Liebe Gemeinde,
wir sind mitten in der Hl. Woche. Ostern steht vor der Tür. Vielleicht ist es Ihnen wie mir ergangen: die Fastenzeit war sehr schnell zu Ende. Die Zeit verfliegt. Ich hatte kürzlich eine sehr interessante Unterhaltung rund um die Kar- und Ostertage sowie die Liturgie. Dabei ging es auch um die Fußwaschung am Gründonnerstag. Die Fußwaschung als Zeichen am Gründonnerstag ist ein schwieriges Zeichen, da es nicht zu unserem Alltag gehört. Wir tragen geschlossene Schuhe, Staub und Hitze sind uns zwar bekannt, aber durch Socken etc. hat sich nie eine Fußwaschung vor dem Betreten eines Hauses in unserem Kulturkreis etabliert.

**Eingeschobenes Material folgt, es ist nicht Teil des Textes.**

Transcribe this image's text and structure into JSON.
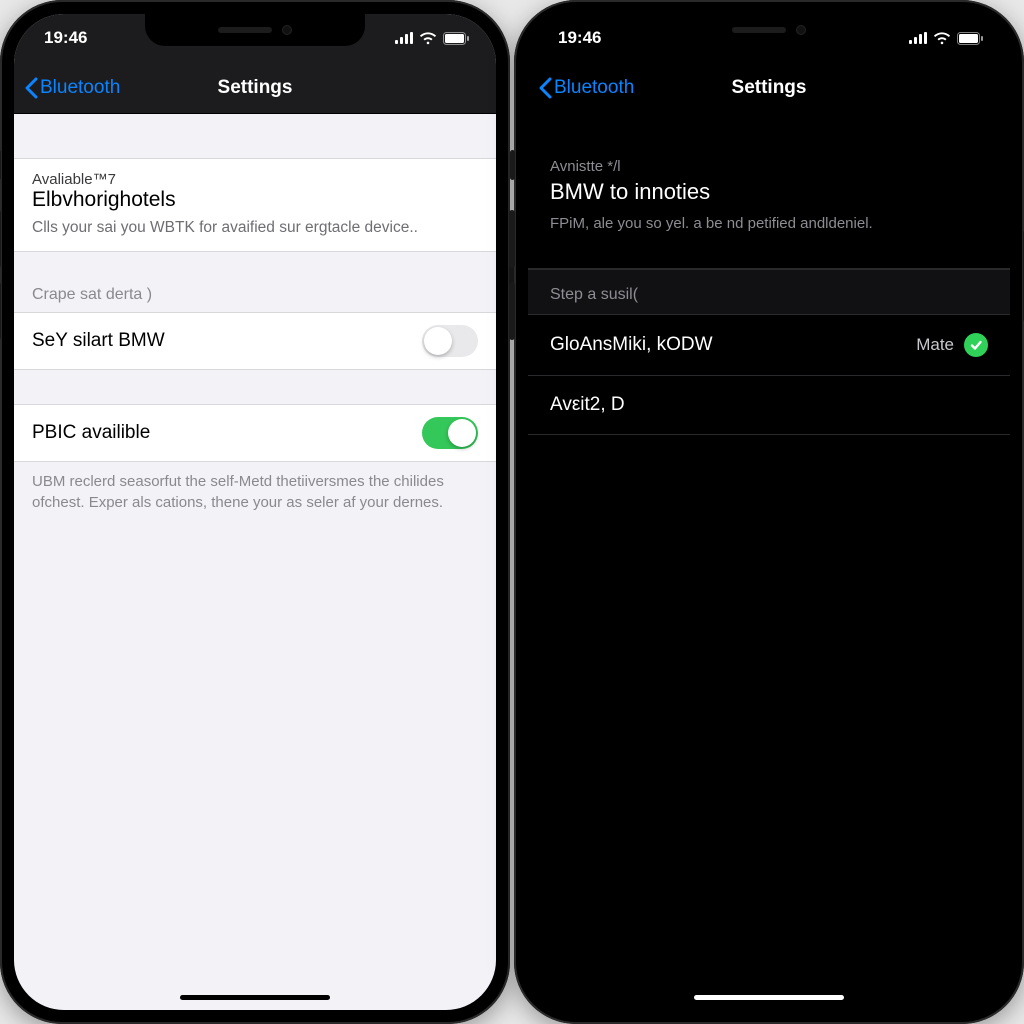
{
  "status": {
    "time": "19:46"
  },
  "nav": {
    "back_label": "Bluetooth",
    "title": "Settings"
  },
  "left": {
    "hero": {
      "overline": "Avaliable™7",
      "headline": "Elbvhorighotels",
      "subtext": "Clls your sai you WBTK for avaified sur ergtacle device.."
    },
    "group1_header": "Crape sat derta )",
    "row1": {
      "label": "SeY silart BMW",
      "on": false
    },
    "row2": {
      "label": "PBIC availible",
      "on": true
    },
    "footer": "UBM reclerd seasorfut the self-Metd thetiiversmes the chilides ofchest. Exper als cations, thene your as seler af your dernes."
  },
  "right": {
    "hero": {
      "overline": "Avnistte */l",
      "headline": "BMW to innoties",
      "subtext": "FPiM, ale you so yel. a be nd petified andldeniel."
    },
    "group_header": "Step a susil(",
    "row1": {
      "label": "GloAnsMiki, kODW",
      "trail": "Mate",
      "checked": true
    },
    "row2": {
      "label": "Avεit2, D"
    }
  }
}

Was wäre also ein passendes Zeichen anstatt der Fußwaschung für unsere Zeit?
Zeit!
Die Ressource, die wohl mit am knappsten in unserer heutigen Zeit ist. Zeit haben, Zeit verschenken, Zeit einbringen. So sagte es mir jemand in dem Gespräch über ein passendes Zeichen am Gründonnerstag. Mich hat das sehr nachdenklich gemacht. Meine Zeit einzubringen, ohne viel Aufsehen darum zu machen; einfach da zu sein, auszuhelfen, wo Menschen zu wenig Zeit haben (in der Pflege, in der Lieferlogistik etc.)… Es gibt so viele Bereiche, wo der Zeitdruck so enorm ist. Vielleicht wäre dies etwas, was Jesus heute tun würde: Zeit schenken … Mich persönlich rührt es an, wenn ich mir vorstelle, wie viele Menschen unserer Pfarrei Zeit schenken und sich einbringen und dadurch auch wachhalten, was unsere Zeit prägt.

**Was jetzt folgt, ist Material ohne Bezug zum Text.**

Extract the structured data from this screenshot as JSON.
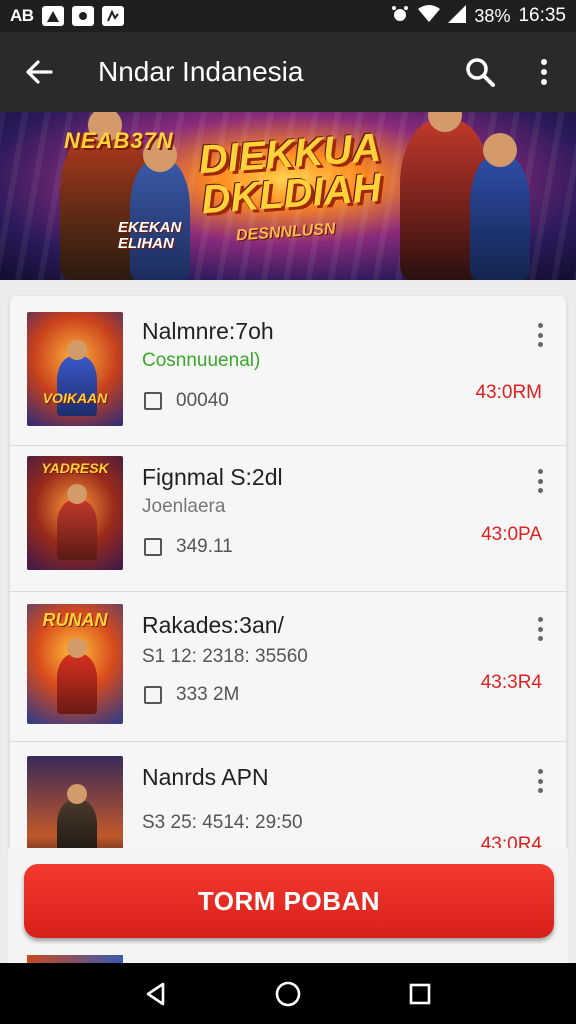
{
  "status_bar": {
    "carrier_label": "AB",
    "battery": "38%",
    "time": "16:35"
  },
  "app_bar": {
    "title": "Nndar Indanesia"
  },
  "banner": {
    "corner_text": "NEAB37N",
    "title_line1": "DIEKKUA",
    "title_line2": "DKLDIAH",
    "sub_text": "DESNNLUSN",
    "side_text_line1": "EKEKAN",
    "side_text_line2": "ELIHAN"
  },
  "items": [
    {
      "title": "Nalmnre:7oh",
      "subtitle": "Cosnnuuenal)",
      "subtitle_color": "#3aa82a",
      "count": "00040",
      "time": "43:0RM",
      "thumb_label": "VOIKAAN"
    },
    {
      "title": "Fignmal S:2dl",
      "subtitle": "Joenlaera",
      "subtitle_color": "#777777",
      "count": "349.11",
      "time": "43:0PA",
      "thumb_label": "YADRESK"
    },
    {
      "title": "Rakades:3an/",
      "subtitle": "S1 12: 2318: 35560",
      "subtitle_color": "#555555",
      "count": "333 2M",
      "time": "43:3R4",
      "thumb_label": "RUNAN"
    },
    {
      "title": "Nanrds APN",
      "subtitle": "S3 25: 4514: 29:50",
      "subtitle_color": "#555555",
      "count": "",
      "time": "43:0R4",
      "thumb_label": ""
    }
  ],
  "cta": {
    "label": "TORM POBAN"
  },
  "colors": {
    "accent": "#e0241c",
    "time_red": "#e02020",
    "app_bar": "#2a2a2a"
  }
}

Unsere Osterkerze zeigt in diesem Jahr eine Friedenstaube sowie ein Kreuz, welches die Form eines Hashtags hat. Mich hat das Kreuz an ein Kreuz aus der Musik erinnert. Kreuze in der Musik „erhöhen“. Ostern ist das Fest der Extreme. Es geht vom jubelnden Einzug in Jerusalem, über die Gemeinschaft beim Mahl, den Verrat, die Verurteilung, die Kreuzigung, den Tod, die Grabesruhe hin zur Erhöhung. Ein Leben im Schnelldurchgang, eine Zeit, dicht gefüllt bis zum Rand; Höhen und Tiefen.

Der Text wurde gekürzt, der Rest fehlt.